India as I imagined it to be was a poor country, with most people living bellow the poverty level, and in misery. People therefore escaped their rough life by watching the latest Bollywood, which offered a long enough entertainment (often lasting around 3 hours) full of twist and turns, of dancing and singing, so they could escape the daily routine. These movies, many of them I already enjoyed before going to India, would show a shiny India full of colours and magnificent landscapes that I was eager to discover. The cities, on the other hand, would be overcrowded, overpopulated with a diversity of people, beliefs and religions. Krishna followers would sing "Hare Krishna" in the streets with drums and bells. As for the concept of time, Indian people would assume a cyclic view, were the end is only an opportunity for a new beginning, offering an optimistic and peacefull view of the world and the salvation of reincarnation to fulfil your destiny. As opposed to our idea of a linear time, like an arrow going upward towards social fulfilment and ending with our inevitable death, which is in this view harder to deal with. Also, I was going to be mesmerized by the scents of spices, cardamone tea, and exquisite curries.
Let's talk about Bollywood first, because it is one of the reasons for my love for India that I tend to bring up the most, and my knowledge would almost inevitably impress as much the westernerns than the Indians I met during my trip. The theory of escapism that I mentionned seemed to be quite close to what I observed. It corresponded pretty much to the fact, and the explanations that I was given by some locals. However, I would like to give two precisions about the relation to Bollywood films that I witnessed. The first one is that people would adopt behaviours in real life that were inspired by the films, and many people know by heart many of the old and more contemporary songs. India definitely sings and dance, and not just in films. I was able to confirm it by spending a week-end on Diu Island (state of Gujarat) with seven Rajashtani friends. Dilip Singh and his friends were singing songs from the movies everytime we were in public transports (train, coach, moto rickshaw). Their favourite game was to sing in turn, and starting each new song with the last syllable from the previous one. When it came to my turn, I had to improvise with the few Bollywood songs that I knew, or fall back on the odd French classic. My mind is inevitably on our trip to Diu Island on the morning train, a trip that takes no less than 8 hours, and which was filled with joyfull singing and laugther. Here we can see that people are far from being mere spectators, but that they become actors/singers in real life, mixing with the life in films. In the respect that trains are a metonimy of Cinema, one could identify the beautifull Indian landscapes showing through the train windows with the roll of a film projecting images. The other observation, parrallel to this one, is that real life events inspire movies and many very "real" topics can be found, amongst which terrorism, the indian-pakistani conflict or issues around the casts system. For instance, the movie New York (watched with Juliette and Aditi in Delhi, July) deals with the 9/11 World Trade Center attacks, and A Wednesday (watched with Rimjhim and her husband in Kolkata, September) tells the story of a terrorist threatening the Mumbai police forces. Also, the TV film Un Hazaron Ke Naam, in which I acted (Mumbai, July), tells about the November 2008 attacks in Mumbai.

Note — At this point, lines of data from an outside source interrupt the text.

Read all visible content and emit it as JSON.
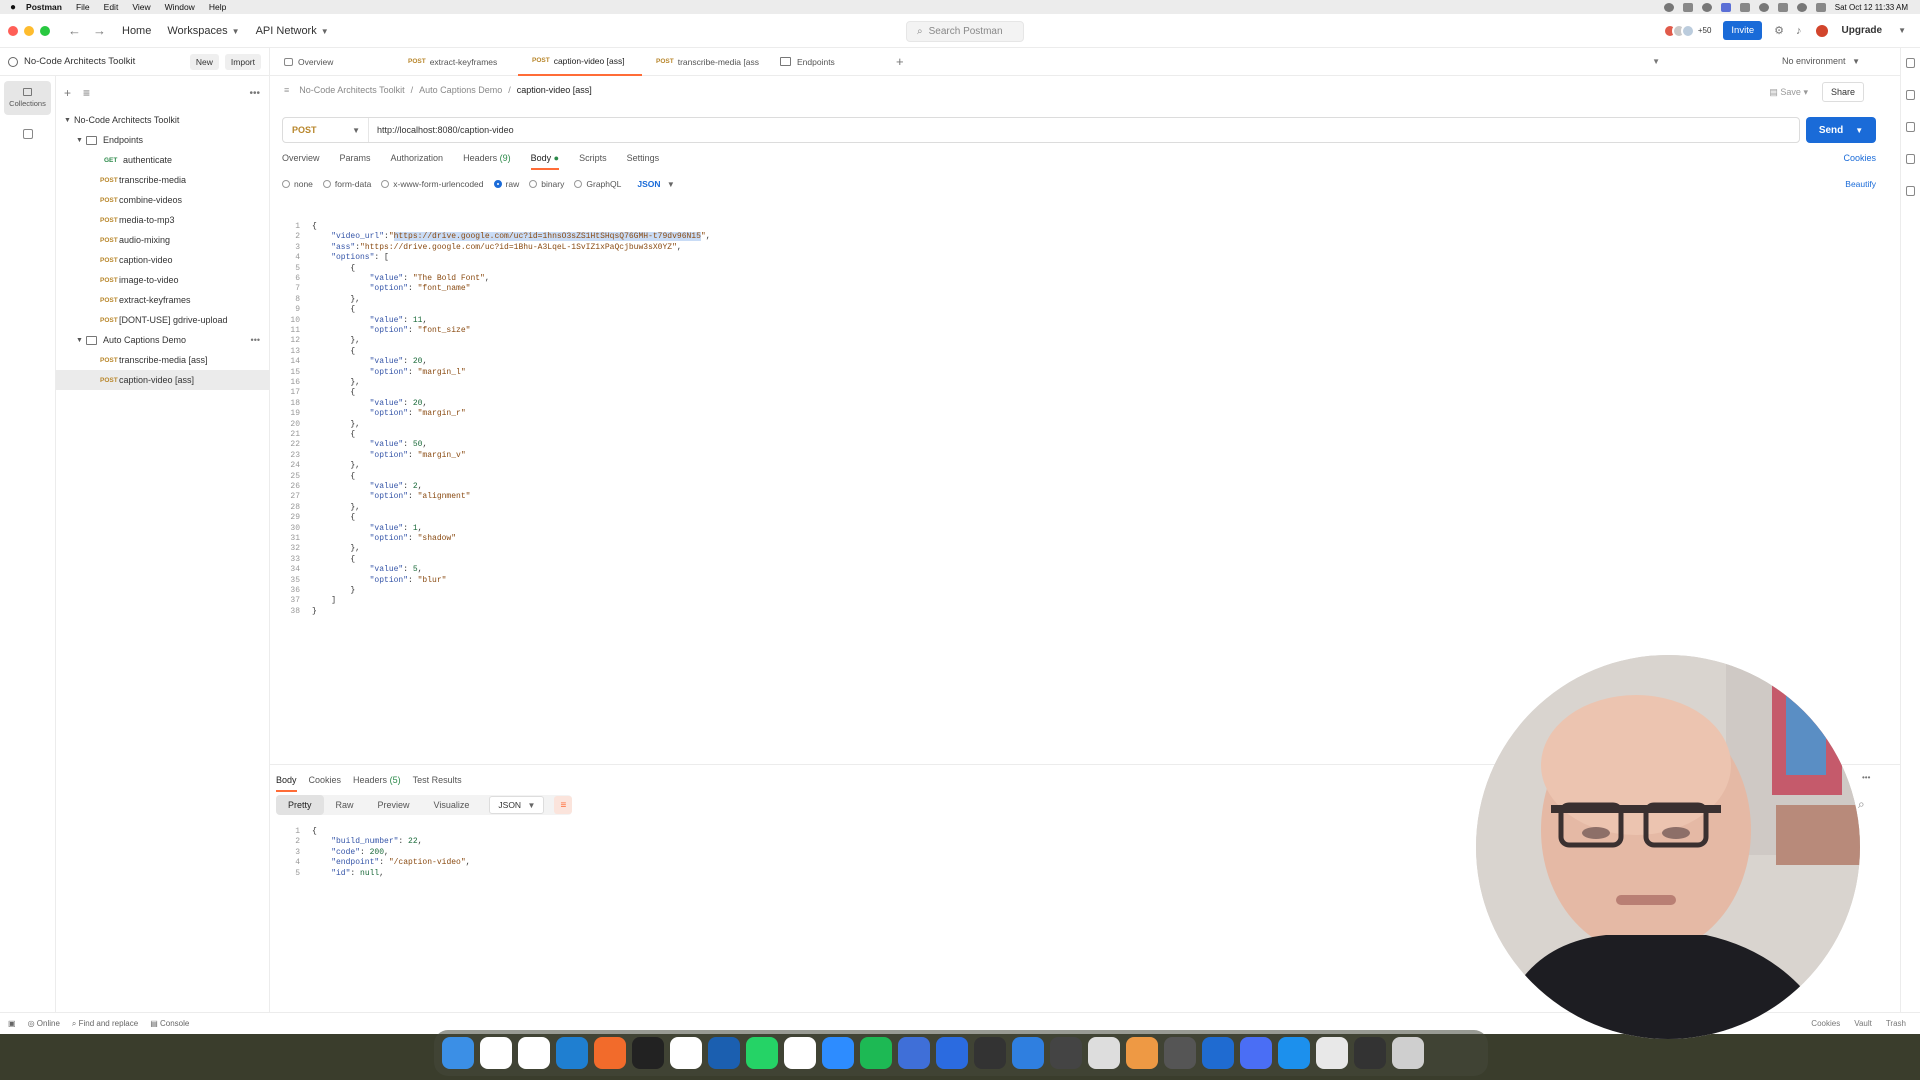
{
  "menubar": {
    "items": [
      "Postman",
      "File",
      "Edit",
      "View",
      "Window",
      "Help"
    ],
    "clock": "Sat Oct 12  11:33 AM"
  },
  "header": {
    "nav": [
      "Home",
      "Workspaces",
      "API Network"
    ],
    "search_placeholder": "Search Postman",
    "avatar_count": "+50",
    "invite": "Invite",
    "upgrade": "Upgrade"
  },
  "sidebar": {
    "workspace": "No-Code Architects Toolkit",
    "new": "New",
    "import": "Import",
    "rail_label": "Collections",
    "collection": "No-Code Architects Toolkit",
    "folder1": "Endpoints",
    "endpoints": [
      {
        "method": "GET",
        "name": "authenticate"
      },
      {
        "method": "POST",
        "name": "transcribe-media"
      },
      {
        "method": "POST",
        "name": "combine-videos"
      },
      {
        "method": "POST",
        "name": "media-to-mp3"
      },
      {
        "method": "POST",
        "name": "audio-mixing"
      },
      {
        "method": "POST",
        "name": "caption-video"
      },
      {
        "method": "POST",
        "name": "image-to-video"
      },
      {
        "method": "POST",
        "name": "extract-keyframes"
      },
      {
        "method": "POST",
        "name": "[DONT-USE] gdrive-upload"
      }
    ],
    "folder2": "Auto Captions Demo",
    "demo": [
      {
        "method": "POST",
        "name": "transcribe-media [ass]"
      },
      {
        "method": "POST",
        "name": "caption-video [ass]"
      }
    ]
  },
  "tabs": [
    {
      "method": "",
      "label": "Overview"
    },
    {
      "method": "POST",
      "label": "extract-keyframes"
    },
    {
      "method": "POST",
      "label": "caption-video [ass]"
    },
    {
      "method": "POST",
      "label": "transcribe-media [ass"
    },
    {
      "method": "",
      "label": "Endpoints"
    }
  ],
  "environment": "No environment",
  "breadcrumb": {
    "a": "No-Code Architects Toolkit",
    "b": "Auto Captions Demo",
    "c": "caption-video [ass]"
  },
  "actions": {
    "save": "Save",
    "share": "Share"
  },
  "request": {
    "method": "POST",
    "url": "http://localhost:8080/caption-video",
    "send": "Send"
  },
  "request_tabs": {
    "overview": "Overview",
    "params": "Params",
    "authorization": "Authorization",
    "headers": "Headers",
    "headers_count": "(9)",
    "body": "Body",
    "scripts": "Scripts",
    "settings": "Settings",
    "cookies": "Cookies"
  },
  "body_options": {
    "none": "none",
    "form_data": "form-data",
    "urlencoded": "x-www-form-urlencoded",
    "raw": "raw",
    "binary": "binary",
    "graphql": "GraphQL",
    "lang": "JSON",
    "beautify": "Beautify"
  },
  "body_lines": [
    "{",
    "    \"video_url\":\"https://drive.google.com/uc?id=1hnsO3sZS1HtSHqsQ76GMH-t79dv96N15\",",
    "    \"ass\":\"https://drive.google.com/uc?id=1Bhu-A3LqeL-1SvIZ1xPaQcjbuw3sX0YZ\",",
    "    \"options\": [",
    "        {",
    "            \"value\": \"The Bold Font\",",
    "            \"option\": \"font_name\"",
    "        },",
    "        {",
    "            \"value\": 11,",
    "            \"option\": \"font_size\"",
    "        },",
    "        {",
    "            \"value\": 20,",
    "            \"option\": \"margin_l\"",
    "        },",
    "        {",
    "            \"value\": 20,",
    "            \"option\": \"margin_r\"",
    "        },",
    "        {",
    "            \"value\": 50,",
    "            \"option\": \"margin_v\"",
    "        },",
    "        {",
    "            \"value\": 2,",
    "            \"option\": \"alignment\"",
    "        },",
    "        {",
    "            \"value\": 1,",
    "            \"option\": \"shadow\"",
    "        },",
    "        {",
    "            \"value\": 5,",
    "            \"option\": \"blur\"",
    "        }",
    "    ]",
    "}"
  ],
  "response": {
    "tabs": {
      "body": "Body",
      "cookies": "Cookies",
      "headers": "Headers",
      "headers_count": "(5)",
      "tests": "Test Results"
    },
    "views": [
      "Pretty",
      "Raw",
      "Preview",
      "Visualize"
    ],
    "lang": "JSON",
    "lines": [
      "{",
      "    \"build_number\": 22,",
      "    \"code\": 200,",
      "    \"endpoint\": \"/caption-video\",",
      "    \"id\": null,"
    ]
  },
  "status": {
    "online": "Online",
    "find": "Find and replace",
    "console": "Console",
    "cookies": "Cookies",
    "vault": "Vault",
    "trash": "Trash"
  },
  "dock_apps": [
    "finder-icon",
    "chrome-icon",
    "chatgpt-icon",
    "vscode-icon",
    "pen-icon",
    "terminal-icon",
    "notion-icon",
    "live-icon",
    "whatsapp-icon",
    "slack-icon",
    "zoom-icon",
    "spotify-icon",
    "docs-icon",
    "1password-icon",
    "music-icon",
    "safari-icon",
    "settings-icon",
    "mail-icon",
    "grid-icon",
    "dash-icon",
    "globe-icon",
    "gear-icon",
    "docker-icon",
    "file-icon",
    "screen-icon",
    "trash-icon"
  ],
  "colors": {
    "accent": "#ff6c37",
    "send": "#1a6bd8",
    "post": "#b8862b",
    "get": "#2c8a4a"
  }
}
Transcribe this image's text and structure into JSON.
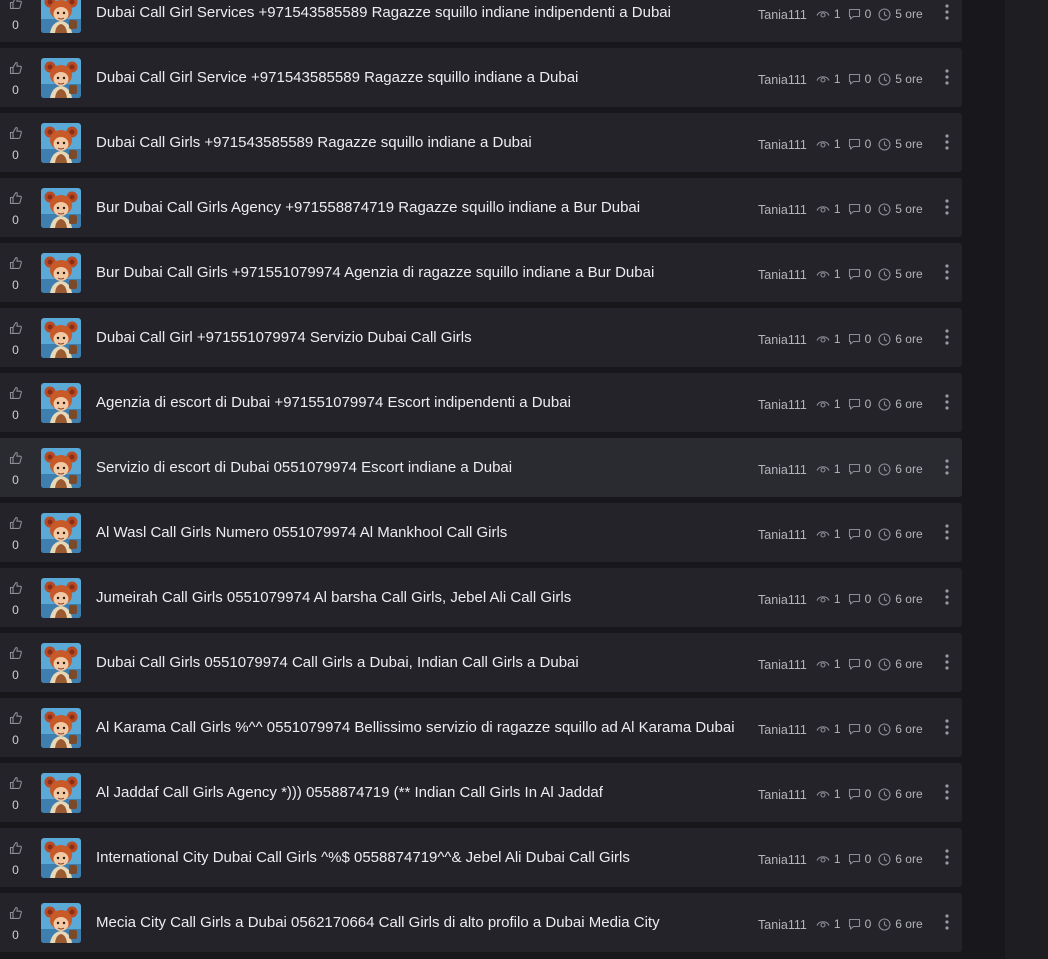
{
  "icons": {
    "like": "thumbs-up-icon",
    "views": "eye-icon",
    "comments": "comment-icon",
    "time": "clock-icon",
    "more": "more-vertical-icon"
  },
  "colors": {
    "background": "#18181c",
    "row": "#232329",
    "row_highlight": "#2a2a31",
    "title": "#ededf0",
    "meta": "#b4b4bb"
  },
  "topics": [
    {
      "votes": "0",
      "title": "Dubai Call Girl Services +971543585589 Ragazze squillo indiane indipendenti a Dubai",
      "author": "Tania111",
      "views": "1",
      "comments": "0",
      "age": "5 ore"
    },
    {
      "votes": "0",
      "title": "Dubai Call Girl Service +971543585589 Ragazze squillo indiane a Dubai",
      "author": "Tania111",
      "views": "1",
      "comments": "0",
      "age": "5 ore"
    },
    {
      "votes": "0",
      "title": "Dubai Call Girls +971543585589 Ragazze squillo indiane a Dubai",
      "author": "Tania111",
      "views": "1",
      "comments": "0",
      "age": "5 ore"
    },
    {
      "votes": "0",
      "title": "Bur Dubai Call Girls Agency +971558874719 Ragazze squillo indiane a Bur Dubai",
      "author": "Tania111",
      "views": "1",
      "comments": "0",
      "age": "5 ore"
    },
    {
      "votes": "0",
      "title": "Bur Dubai Call Girls +971551079974 Agenzia di ragazze squillo indiane a Bur Dubai",
      "author": "Tania111",
      "views": "1",
      "comments": "0",
      "age": "5 ore"
    },
    {
      "votes": "0",
      "title": "Dubai Call Girl +971551079974 Servizio Dubai Call Girls",
      "author": "Tania111",
      "views": "1",
      "comments": "0",
      "age": "6 ore"
    },
    {
      "votes": "0",
      "title": "Agenzia di escort di Dubai +971551079974 Escort indipendenti a Dubai",
      "author": "Tania111",
      "views": "1",
      "comments": "0",
      "age": "6 ore"
    },
    {
      "votes": "0",
      "title": "Servizio di escort di Dubai 0551079974 Escort indiane a Dubai",
      "author": "Tania111",
      "views": "1",
      "comments": "0",
      "age": "6 ore"
    },
    {
      "votes": "0",
      "title": "Al Wasl Call Girls Numero 0551079974 Al Mankhool Call Girls",
      "author": "Tania111",
      "views": "1",
      "comments": "0",
      "age": "6 ore"
    },
    {
      "votes": "0",
      "title": "Jumeirah Call Girls 0551079974 Al barsha Call Girls, Jebel Ali Call Girls",
      "author": "Tania111",
      "views": "1",
      "comments": "0",
      "age": "6 ore"
    },
    {
      "votes": "0",
      "title": "Dubai Call Girls 0551079974 Call Girls a Dubai, Indian Call Girls a Dubai",
      "author": "Tania111",
      "views": "1",
      "comments": "0",
      "age": "6 ore"
    },
    {
      "votes": "0",
      "title": "Al Karama Call Girls %^^ 0551079974 Bellissimo servizio di ragazze squillo ad Al Karama Dubai",
      "author": "Tania111",
      "views": "1",
      "comments": "0",
      "age": "6 ore"
    },
    {
      "votes": "0",
      "title": "Al Jaddaf Call Girls Agency *))) 0558874719 (** Indian Call Girls In Al Jaddaf",
      "author": "Tania111",
      "views": "1",
      "comments": "0",
      "age": "6 ore"
    },
    {
      "votes": "0",
      "title": "International City Dubai Call Girls ^%$ 0558874719^^& Jebel Ali Dubai Call Girls",
      "author": "Tania111",
      "views": "1",
      "comments": "0",
      "age": "6 ore"
    },
    {
      "votes": "0",
      "title": "Mecia City Call Girls a Dubai 0562170664 Call Girls di alto profilo a Dubai Media City",
      "author": "Tania111",
      "views": "1",
      "comments": "0",
      "age": "6 ore"
    }
  ]
}
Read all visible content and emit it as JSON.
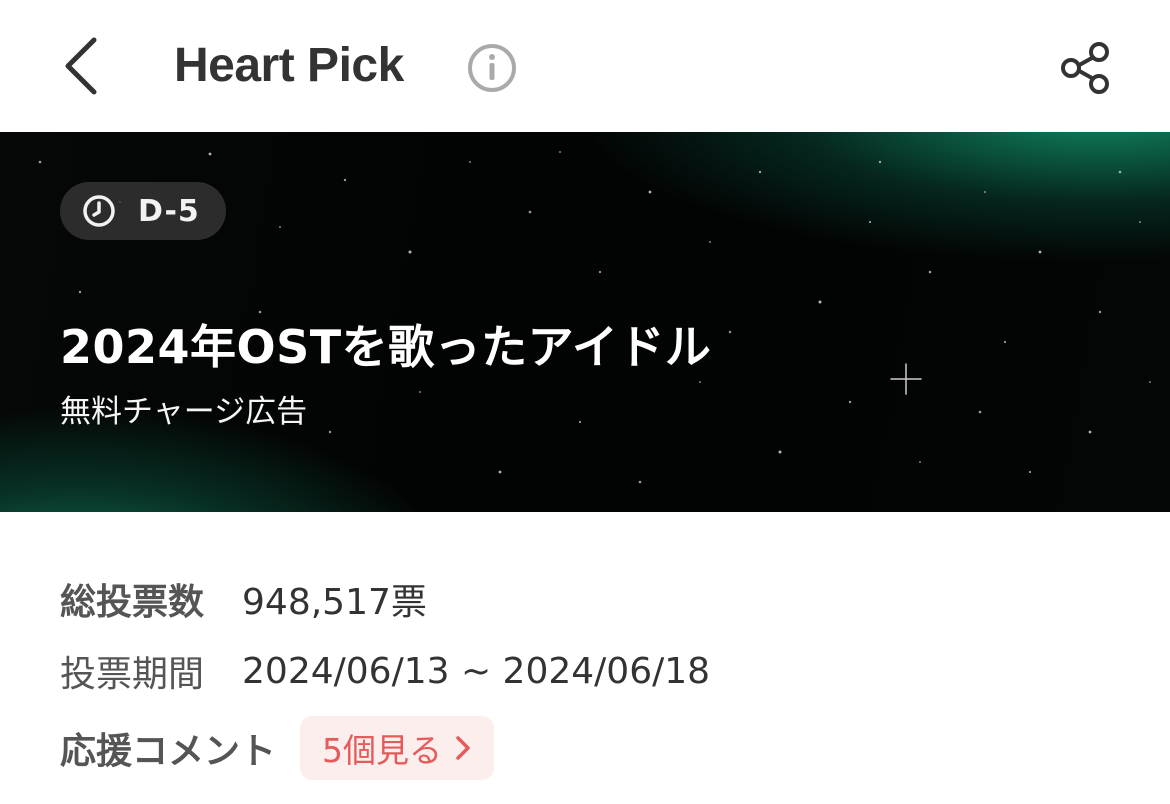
{
  "header": {
    "title": "Heart Pick",
    "back_icon": "chevron-left-icon",
    "info_icon": "info-circle-icon",
    "share_icon": "share-icon"
  },
  "banner": {
    "countdown": "D-5",
    "clock_icon": "clock-icon",
    "title": "2024年OSTを歌ったアイドル",
    "subtitle": "無料チャージ広告"
  },
  "stats": {
    "total_votes_label": "総投票数",
    "total_votes_value": "948,517票",
    "period_label": "投票期間",
    "period_value": "2024/06/13 ~ 2024/06/18",
    "comments_label": "応援コメント",
    "comments_button": "5個見る"
  },
  "colors": {
    "accent_red": "#e55b5b",
    "button_bg": "#fdeeee",
    "banner_green": "#168c64"
  }
}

Then, the astonishing landscapes are not always were you expect to find them. The countryside in West Bengal was beautiful with its terra cotta temple contrasting with the luxuriously green hills (in Bishnupur). But I really fell in love when I found myself lost in a tiny village in the mountanous region of Sikkim, next to this immense National Park (The KNP). Mountains, in this region, are treated as buddhist deities, and so are some lakes, which adds to the impression.